The role of the photojournalist has changed, too, she added. There is no doubt we are constantly bombarded by imagery and information, even to the point of numbness. The curator points out, however, that today’s images have reached a level of nuance, detail and artistic merit that just wasn’t possible 50 years ago.

It’s a testament to photographic skill, no doubt, but also to technical innovation that allows photojournalists to capture images at all hours of the day, in all light conditions, and transmit them from the remotest locations on Earth.

Photojournalism has evolved into an art form. Rather than simply recording what is there in front of them, as courageous as the photographers of yesteryear were, today’s photojournalists are bringing their own style and perspective to picture stories, creating new levels of visibility and understanding.

“In photojournalism today, esthetics has a role to play which I don’t think it had 40 years ago…. Creating that esthetic within an image that hurts also allows you to invite the viewer in and then kind of hit him over the head with the information you want to tell them.”

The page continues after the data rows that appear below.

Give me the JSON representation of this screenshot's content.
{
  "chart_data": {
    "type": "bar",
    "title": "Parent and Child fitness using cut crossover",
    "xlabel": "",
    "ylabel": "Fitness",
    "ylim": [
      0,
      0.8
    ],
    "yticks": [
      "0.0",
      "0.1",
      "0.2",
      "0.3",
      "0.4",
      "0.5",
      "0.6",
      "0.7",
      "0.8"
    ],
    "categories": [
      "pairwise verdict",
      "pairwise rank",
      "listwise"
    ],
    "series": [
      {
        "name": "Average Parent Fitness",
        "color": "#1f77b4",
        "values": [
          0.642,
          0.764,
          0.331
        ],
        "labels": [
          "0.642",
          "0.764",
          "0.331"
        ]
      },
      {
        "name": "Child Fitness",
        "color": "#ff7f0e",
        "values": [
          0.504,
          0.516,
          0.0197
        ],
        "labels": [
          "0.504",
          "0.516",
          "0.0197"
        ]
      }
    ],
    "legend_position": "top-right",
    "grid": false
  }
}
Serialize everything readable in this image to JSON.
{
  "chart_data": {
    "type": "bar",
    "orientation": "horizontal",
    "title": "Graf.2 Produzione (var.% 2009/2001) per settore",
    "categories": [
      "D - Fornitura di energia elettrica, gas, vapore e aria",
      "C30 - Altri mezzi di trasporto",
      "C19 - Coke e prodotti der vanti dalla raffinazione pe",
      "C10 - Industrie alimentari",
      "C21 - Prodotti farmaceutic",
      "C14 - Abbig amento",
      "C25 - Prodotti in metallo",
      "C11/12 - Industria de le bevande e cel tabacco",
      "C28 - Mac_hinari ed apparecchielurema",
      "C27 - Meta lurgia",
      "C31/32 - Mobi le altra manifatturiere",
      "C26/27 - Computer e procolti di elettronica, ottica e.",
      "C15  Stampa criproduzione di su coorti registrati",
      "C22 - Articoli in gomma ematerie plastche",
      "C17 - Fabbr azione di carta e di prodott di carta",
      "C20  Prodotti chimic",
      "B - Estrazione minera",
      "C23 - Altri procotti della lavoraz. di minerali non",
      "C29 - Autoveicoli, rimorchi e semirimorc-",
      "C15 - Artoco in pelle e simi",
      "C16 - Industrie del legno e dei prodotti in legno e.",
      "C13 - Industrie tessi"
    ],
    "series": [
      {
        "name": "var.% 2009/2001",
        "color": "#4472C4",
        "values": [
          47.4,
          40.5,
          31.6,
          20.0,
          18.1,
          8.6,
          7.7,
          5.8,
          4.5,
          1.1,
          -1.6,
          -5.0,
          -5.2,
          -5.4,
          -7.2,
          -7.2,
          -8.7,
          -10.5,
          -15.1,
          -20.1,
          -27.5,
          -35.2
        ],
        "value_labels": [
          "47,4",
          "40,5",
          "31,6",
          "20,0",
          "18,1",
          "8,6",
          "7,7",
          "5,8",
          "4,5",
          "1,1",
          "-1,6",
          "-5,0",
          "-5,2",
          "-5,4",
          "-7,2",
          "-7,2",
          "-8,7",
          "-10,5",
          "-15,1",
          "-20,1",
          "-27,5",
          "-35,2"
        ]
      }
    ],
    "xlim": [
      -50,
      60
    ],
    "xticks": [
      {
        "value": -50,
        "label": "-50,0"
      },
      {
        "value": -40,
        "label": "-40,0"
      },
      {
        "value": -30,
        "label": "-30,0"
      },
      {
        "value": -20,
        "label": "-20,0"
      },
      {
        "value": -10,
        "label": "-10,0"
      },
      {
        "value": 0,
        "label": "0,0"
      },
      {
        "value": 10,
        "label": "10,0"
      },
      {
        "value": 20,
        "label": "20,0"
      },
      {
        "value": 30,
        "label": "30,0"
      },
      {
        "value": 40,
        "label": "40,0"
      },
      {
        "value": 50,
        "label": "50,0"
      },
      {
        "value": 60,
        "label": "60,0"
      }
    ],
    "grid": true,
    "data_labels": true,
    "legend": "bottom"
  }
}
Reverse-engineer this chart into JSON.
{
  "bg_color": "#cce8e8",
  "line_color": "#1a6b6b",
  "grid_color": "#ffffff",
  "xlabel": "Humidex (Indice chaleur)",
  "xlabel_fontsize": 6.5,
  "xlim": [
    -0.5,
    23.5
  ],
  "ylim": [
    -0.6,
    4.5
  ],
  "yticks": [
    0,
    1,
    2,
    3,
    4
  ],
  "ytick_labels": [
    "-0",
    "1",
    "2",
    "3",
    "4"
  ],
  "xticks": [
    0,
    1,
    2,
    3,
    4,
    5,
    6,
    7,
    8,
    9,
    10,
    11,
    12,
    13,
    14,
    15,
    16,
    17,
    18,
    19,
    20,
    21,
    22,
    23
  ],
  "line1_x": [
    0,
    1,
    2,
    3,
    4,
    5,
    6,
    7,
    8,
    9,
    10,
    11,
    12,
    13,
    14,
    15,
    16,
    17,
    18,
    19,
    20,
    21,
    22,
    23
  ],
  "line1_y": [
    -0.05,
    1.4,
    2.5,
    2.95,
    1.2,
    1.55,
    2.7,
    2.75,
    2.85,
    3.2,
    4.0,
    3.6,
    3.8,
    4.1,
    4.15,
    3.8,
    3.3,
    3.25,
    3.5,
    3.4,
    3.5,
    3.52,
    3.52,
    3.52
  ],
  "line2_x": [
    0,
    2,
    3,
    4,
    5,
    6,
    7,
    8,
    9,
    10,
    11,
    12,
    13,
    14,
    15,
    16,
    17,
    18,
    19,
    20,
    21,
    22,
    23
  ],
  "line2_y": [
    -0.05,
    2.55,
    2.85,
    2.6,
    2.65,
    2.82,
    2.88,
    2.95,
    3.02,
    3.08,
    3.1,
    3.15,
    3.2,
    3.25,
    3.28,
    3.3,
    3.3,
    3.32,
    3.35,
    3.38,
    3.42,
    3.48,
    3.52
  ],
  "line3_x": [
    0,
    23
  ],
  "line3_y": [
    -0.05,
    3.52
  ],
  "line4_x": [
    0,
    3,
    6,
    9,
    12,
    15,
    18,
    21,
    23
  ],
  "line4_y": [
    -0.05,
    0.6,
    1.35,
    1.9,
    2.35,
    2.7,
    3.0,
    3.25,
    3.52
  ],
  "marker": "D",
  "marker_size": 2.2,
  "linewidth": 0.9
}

There are pitfalls. Photo manipulation is easier and more accessible, just as digital cameras have reinvigorated photography itself and invited more amateurs to do the work of professionals.

Two years ago, one in five photographs that made World Press Photo’s penultimate round of judging (22 per cent) were disqualified from competition due to “anomalies” indicative of manipulation. The competition has since required finalists to provide unretouched RAW images for inspection prior to the last round.

Libyan fishermen throw a life jacket to a boat of refugees in November 2016.
© Mathieu Willcocks / MOAS
More than 5,000 photographers from 126 countries entered this year’s competition; 45 from 25 countries were awarded prizes in eight categories.

They include Canadians Amber Bracken for her work at the pipeline standoff in North Dakota, Giovanni Capriotti for his picture story on a gay men’s rugby club, and Darren Calabrese for his photo essay on limbless athlete Lindsay Hilton.

Combat photographs are present, but many of the conflict-related images depict the innocent victims of war. There is Swedish photographer Magnus Wennman’s photograph of Maha, age five, looking lost as she is comforted by her mother in a refugee camp in northeastern Iraq; Jamal Taraqai’s immediate aftermath of a suicide bombing outside the Civil Hospital in Quetta, Pakistan; Briton Mathieu Willcocks’ photo essay on refugees making the perilous crossing of the Mediterranean Sea, and South African Brent Stirton’s record of the fight to save the black rhino from poachers.

It’s not all dark and depressing, however, and it’s all highly worth seeing. The exhibition is on at the Canadian War Museum through Aug. 13, before travelling to Montreal, Toronto and Chicoutimi, Que.